On an adjusted basis, BCE says it earned 75 cents per share in its latest quarter compared with an adjusted profit of 81 cents per share in the same quarter last year.

“Bell’s results for the third quarter demonstrate that we are disciplined in our pursuit of profitable growth in an intensely competitive environment,” BCE chief executive Mirko Bibic said in a statement.

“Our focus this quarter, and throughout 2024, has been to attract higher-margin subscribers and reduce costs to help offset short-term revenue impacts from sustained competitive pricing pressures, slow economic growth and a media advertising market that is in transition.”

Operating revenue for the quarter totalled $5.97 billion, down from $6.08 billion in its third quarter of 2023.

BCE also said it now expects its revenue for 2024 to fall about 1.5 per cent compared with earlier guidance for an increase of zero to four per cent.

The company says the change comes as it faces lower-than-anticipated wireless product revenue and sustained pressure on wireless prices.

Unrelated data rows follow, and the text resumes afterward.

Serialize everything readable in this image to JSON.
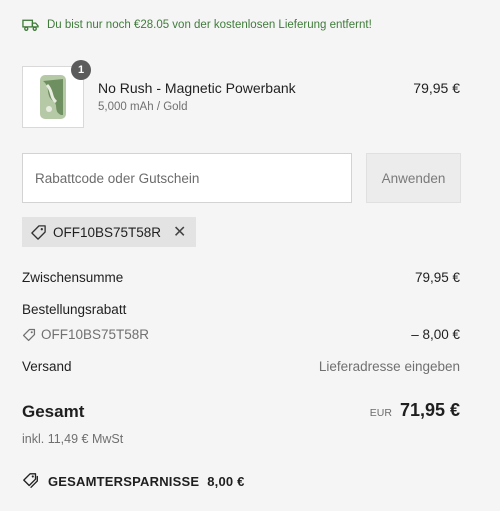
{
  "shipping_banner": {
    "text": "Du bist nur noch €28.05 von der kostenlosen Lieferung entfernt!",
    "icon": "truck-icon",
    "color": "#3f7c3a"
  },
  "product": {
    "quantity": "1",
    "title": "No Rush - Magnetic Powerbank",
    "variant": "5,000 mAh / Gold",
    "price": "79,95 €"
  },
  "discount": {
    "placeholder": "Rabattcode oder Gutschein",
    "apply_label": "Anwenden",
    "applied_code": "OFF10BS75T58R"
  },
  "summary": {
    "subtotal_label": "Zwischensumme",
    "subtotal_value": "79,95 €",
    "order_discount_label": "Bestellungsrabatt",
    "order_discount_code": "OFF10BS75T58R",
    "order_discount_value": "– 8,00 €",
    "shipping_label": "Versand",
    "shipping_value": "Lieferadresse eingeben",
    "total_label": "Gesamt",
    "currency": "EUR",
    "total_value": "71,95 €",
    "tax_note": "inkl. 11,49 € MwSt",
    "savings_label": "GESAMTERSPARNISSE",
    "savings_value": "8,00 €"
  }
}
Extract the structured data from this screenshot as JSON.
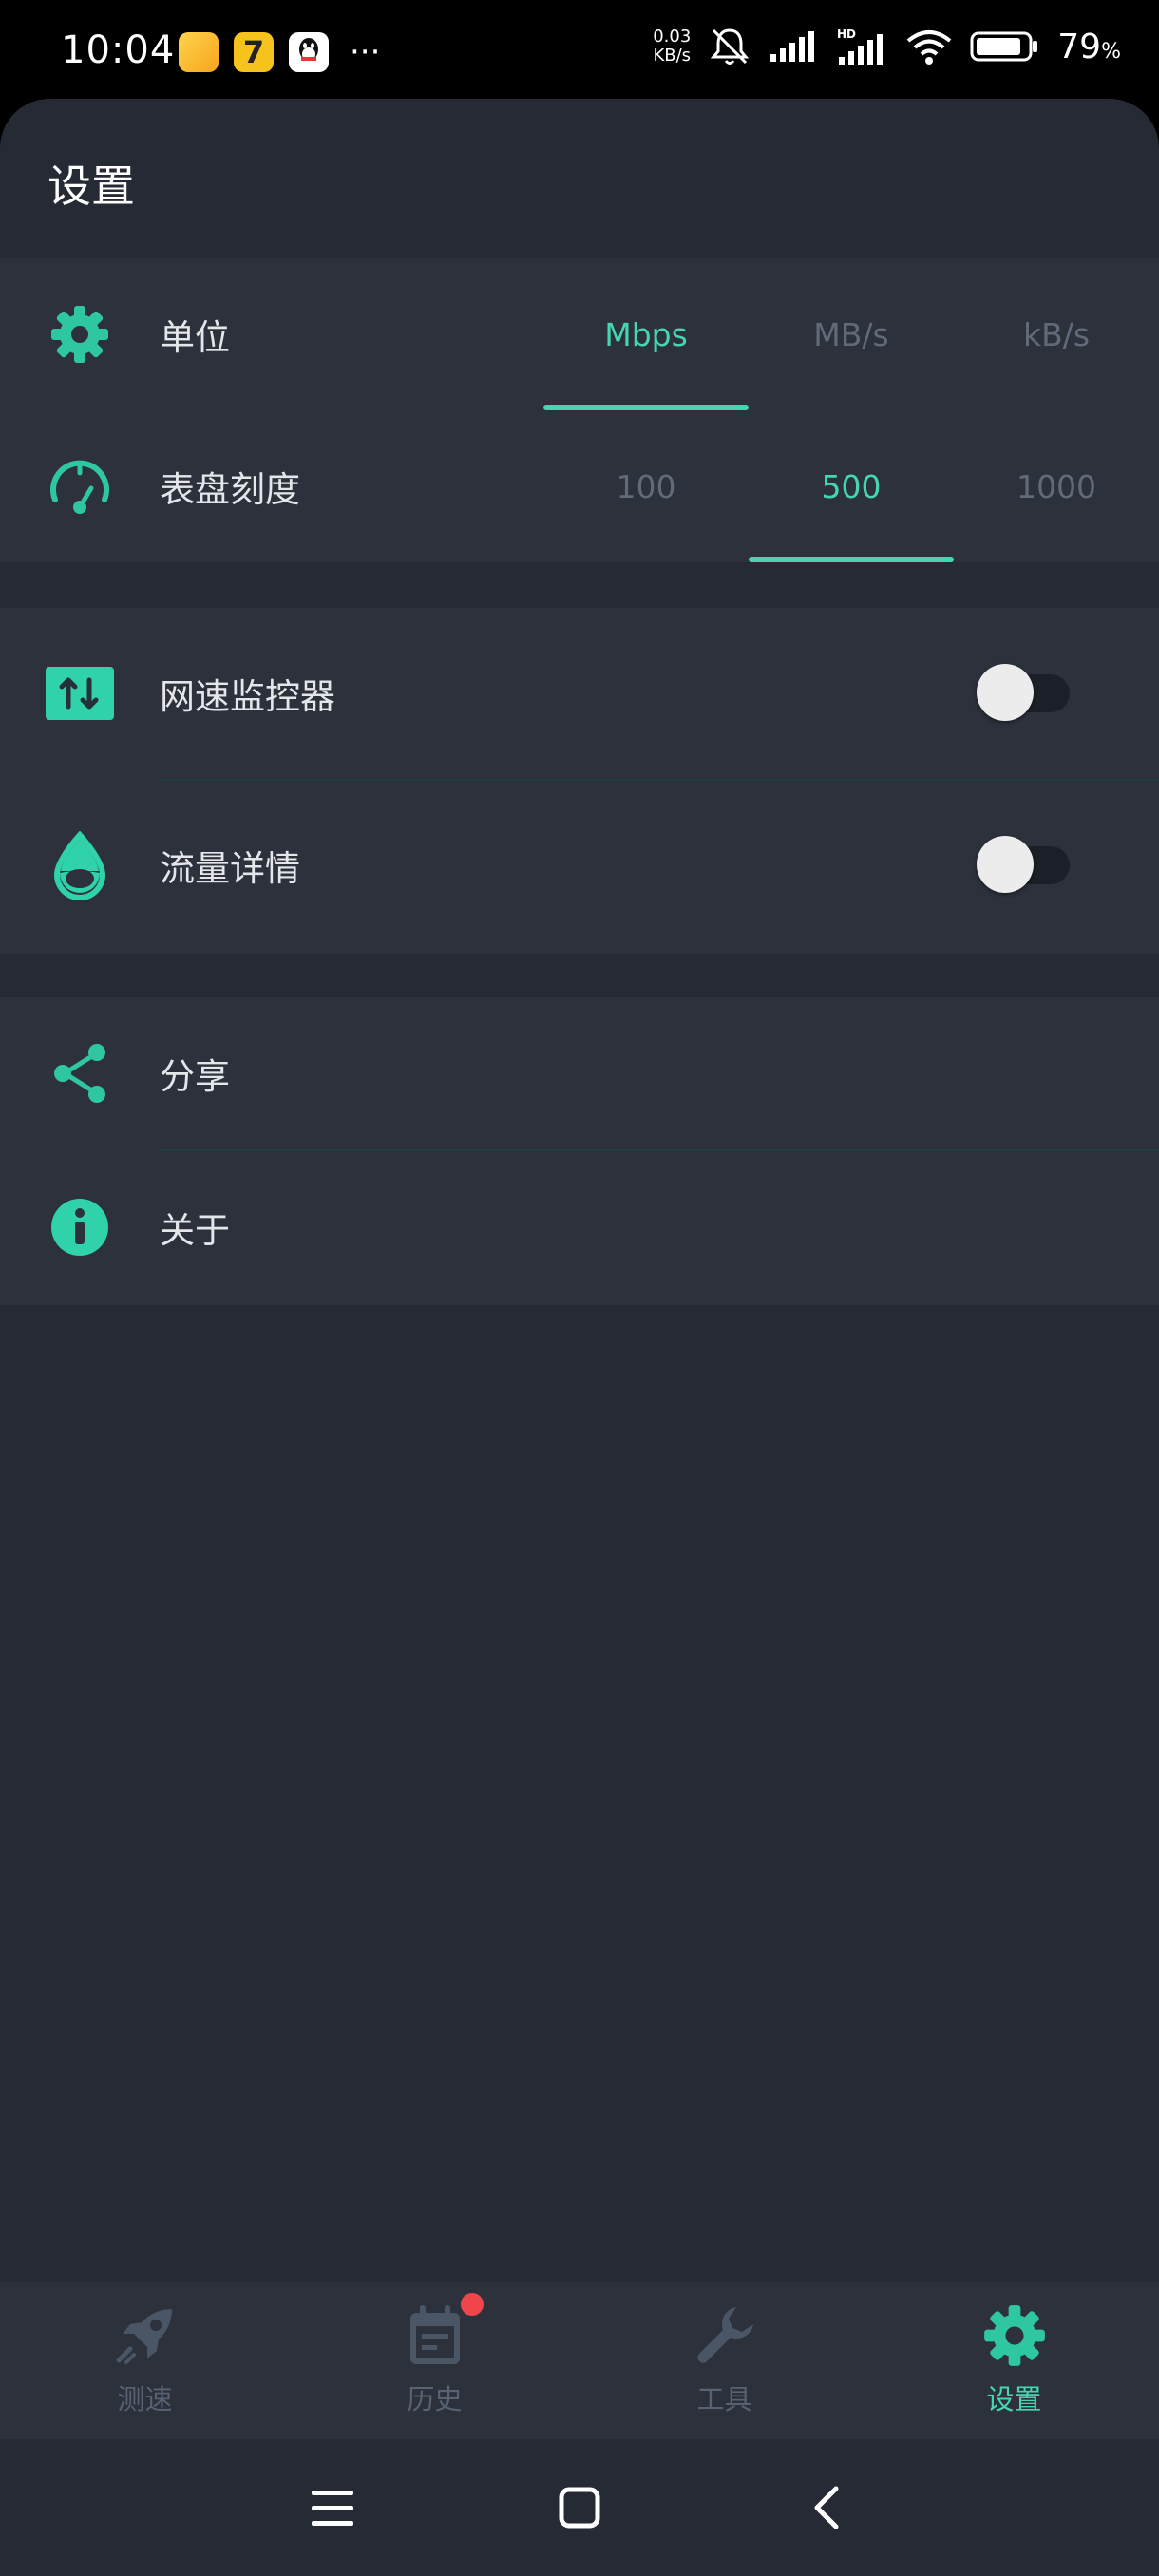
{
  "status_bar": {
    "time": "10:04",
    "net_speed_value": "0.03",
    "net_speed_unit": "KB/s",
    "battery_percent": "79",
    "battery_unit": "%",
    "more": "···"
  },
  "page": {
    "title": "设置"
  },
  "settings": {
    "unit": {
      "label": "单位",
      "options": [
        "Mbps",
        "MB/s",
        "kB/s"
      ],
      "selected": "Mbps"
    },
    "dial": {
      "label": "表盘刻度",
      "options": [
        "100",
        "500",
        "1000"
      ],
      "selected": "500"
    },
    "monitor": {
      "label": "网速监控器",
      "enabled": false
    },
    "traffic": {
      "label": "流量详情",
      "enabled": false
    },
    "share": {
      "label": "分享"
    },
    "about": {
      "label": "关于"
    }
  },
  "bottom_nav": {
    "items": [
      {
        "label": "测速",
        "icon": "rocket-icon"
      },
      {
        "label": "历史",
        "icon": "calendar-icon"
      },
      {
        "label": "工具",
        "icon": "wrench-icon"
      },
      {
        "label": "设置",
        "icon": "gear-icon"
      }
    ],
    "active": "设置"
  },
  "colors": {
    "accent": "#45d6b0",
    "background": "#252a35",
    "card": "#2c313c",
    "inactive": "#586273",
    "badge": "#f0464b"
  }
}
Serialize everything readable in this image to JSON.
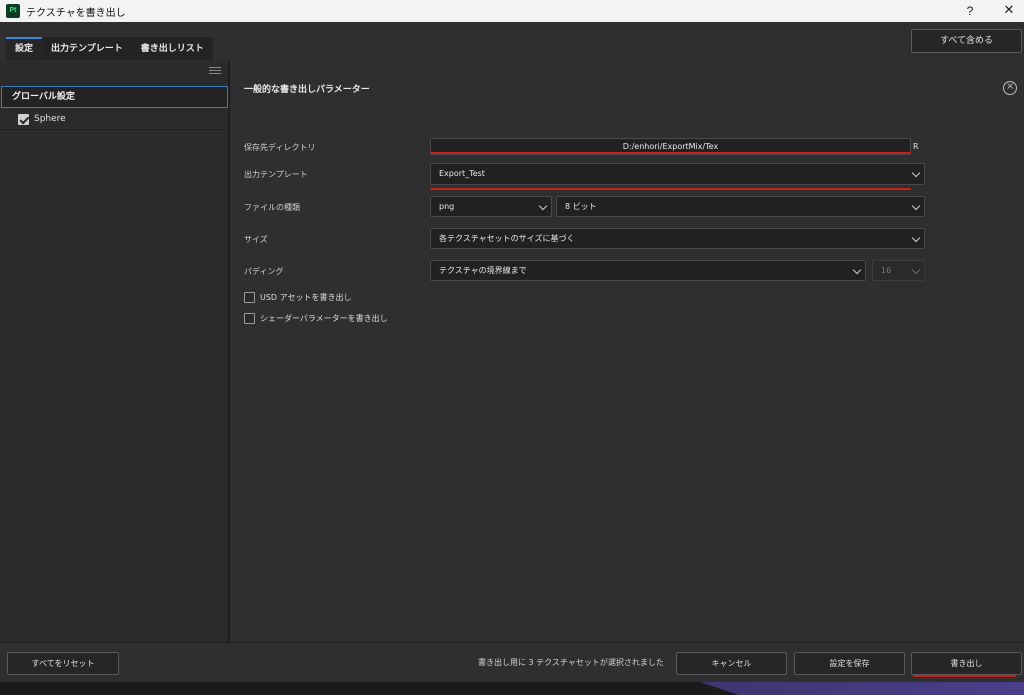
{
  "window": {
    "app_badge": "Pt",
    "title": "テクスチャを書き出し",
    "help_label": "?",
    "close_label": "✕"
  },
  "tabs": [
    {
      "label": "設定"
    },
    {
      "label": "出力テンプレート"
    },
    {
      "label": "書き出しリスト"
    }
  ],
  "header": {
    "include_all_label": "すべて含める"
  },
  "left_panel": {
    "global_label": "グローバル設定",
    "items": [
      {
        "label": "Sphere",
        "checked": true
      }
    ]
  },
  "main": {
    "section_title": "一般的な書き出しパラメーター",
    "rows": {
      "output_dir": {
        "label": "保存先ディレクトリ",
        "value": "D:/enhori/ExportMix/Tex",
        "suffix": "R"
      },
      "template": {
        "label": "出力テンプレート",
        "value": "Export_Test"
      },
      "file_type": {
        "label": "ファイルの種類",
        "format": "png",
        "bit_depth": "8 ビット"
      },
      "size": {
        "label": "サイズ",
        "value": "各テクスチャセットのサイズに基づく"
      },
      "padding": {
        "label": "パディング",
        "value": "テクスチャの境界線まで",
        "amount": "16"
      }
    },
    "options": [
      {
        "label": "USD アセットを書き出し",
        "checked": false
      },
      {
        "label": "シェーダーパラメーターを書き出し",
        "checked": false
      }
    ]
  },
  "footer": {
    "reset_all_label": "すべてをリセット",
    "status": "書き出し用に 3 テクスチャセットが選択されました",
    "cancel_label": "キャンセル",
    "save_settings_label": "設定を保存",
    "export_label": "書き出し"
  },
  "colors": {
    "accent_blue": "#3a86d8",
    "annotation_red": "#c81e1e",
    "panel_bg": "#2f2f2f"
  }
}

BCE added 33,111 net postpaid mobile phone subscribers, down 76.8 per cent from the same period last year, which was the company’s second-best performance on the metric since 2010.

It says the drop was driven by higher customer churn — a measure of subscribers who cancelled their service — amid greater competitive activity and promotional offer intensity. BCE’s monthly churn rate for the category was 1.28 per cent, up from 1.1 per cent during its previous third quarter.

The company also saw 11.6 per cent fewer gross subscriber activations “due to more targeted promotional offers and mobile device discounting compared to last year.”

Bell’s wireless mobile phone average revenue per user was $58.26, down 3.4 per cent from $60.28 in the third quarter of the prior year.